Al-Sadr’s armed followers quickly took to the streets of the southern city to demand their release.
Sheik Ahmed Majid Farttusi and Sayyid Sajjad were detained in a raid early Sunday morning and are accused of being involved in attacks that killed at least nine soldiers, according to a statement from coalition forces. The statement described the two as leaders of al-Sadr’s Mahdi Army, which clashed with U.S. forces in Baghdad and the southern city of Najaf last year. Another man was arrested in the raid but was not named.
Also Sunday, Iraqi officials announced that National Assembly member Faris Nasir Hussein, a Kurd, was killed by gunmen late Saturday, along with his brother and his driver. He is the third member of Iraq’s parliament to be assassinated since members took office this year. Another assembly member, Haider Qasim, was wounded.
The men were traveling to a meeting in Baghdad in which the assembly gave final approval to the country’s draft constitution and submitted it to the United Nations, which plans to print about 5 million copies in advance of a nationwide referendum to be held by Oct. 15.

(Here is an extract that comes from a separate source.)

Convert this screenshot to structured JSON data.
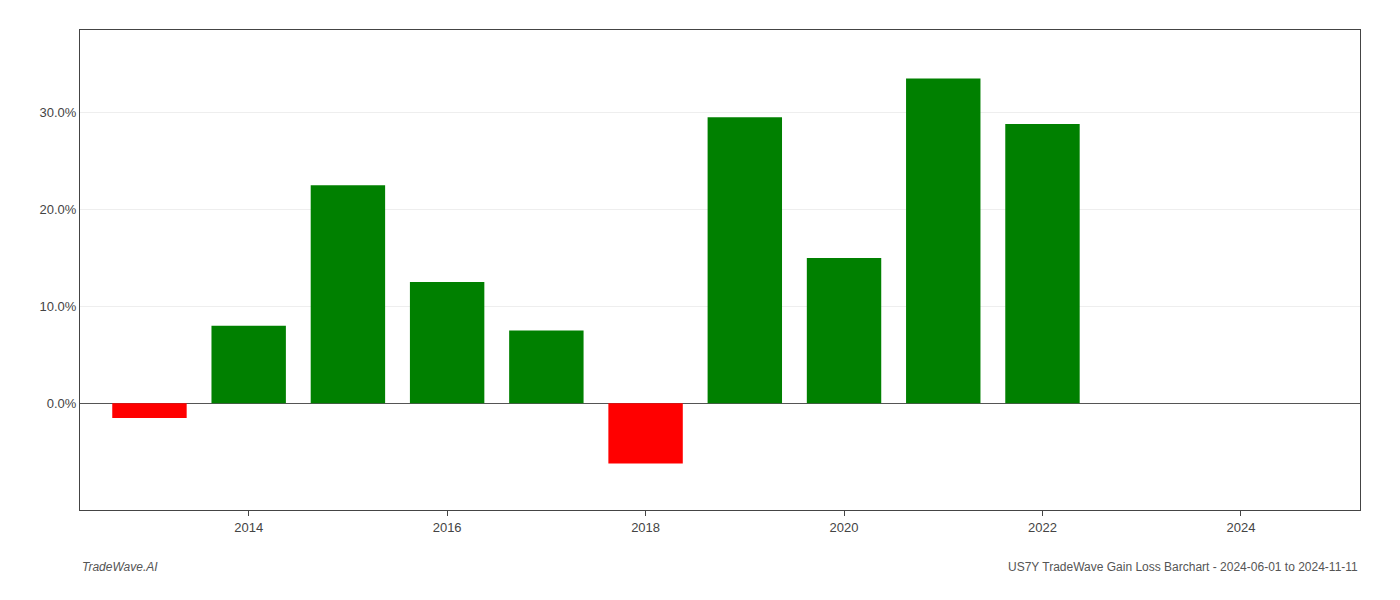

After the arrests in Basra, dozens of Mahdi Army members wielding AK-47s marched in protest to the provincial governor’s office. They withdrew by early afternoon, following a meeting with the governor.
After demonstrators burned al-Sadr’s office in Najaf last month, Mahdi Army members occupied large parts of several southern cities, including Basra, and launched attacks against the offices of a rival Shiite militia, the Badr organization.
A young, brash cleric and the son of an assassinated ayatollah who was among the country’s most revered religious leaders, al-Sadr and his followers have been vocal opponents of the U.S. presence in Iraq since the end of the 2003 invasion.
Elsewhere in Iraq on Sunday, in the northwestern city of Tall Afar, where U.S. and Iraqi forces continued to wrap up an offensive that began early this month, six insurgents were killed by U.S. soldiers raiding a pair of “safe houses,” the military said in a statement.
A U.S. soldier died Saturday in a roadside bomb attack near the western town of Al Asad, the military said in a statement, and four Iraqi soldiers were killed in a roadside bombing in the northern city of Kirkuk, according to Col. Ayad Abdullah of the army’s second brigade.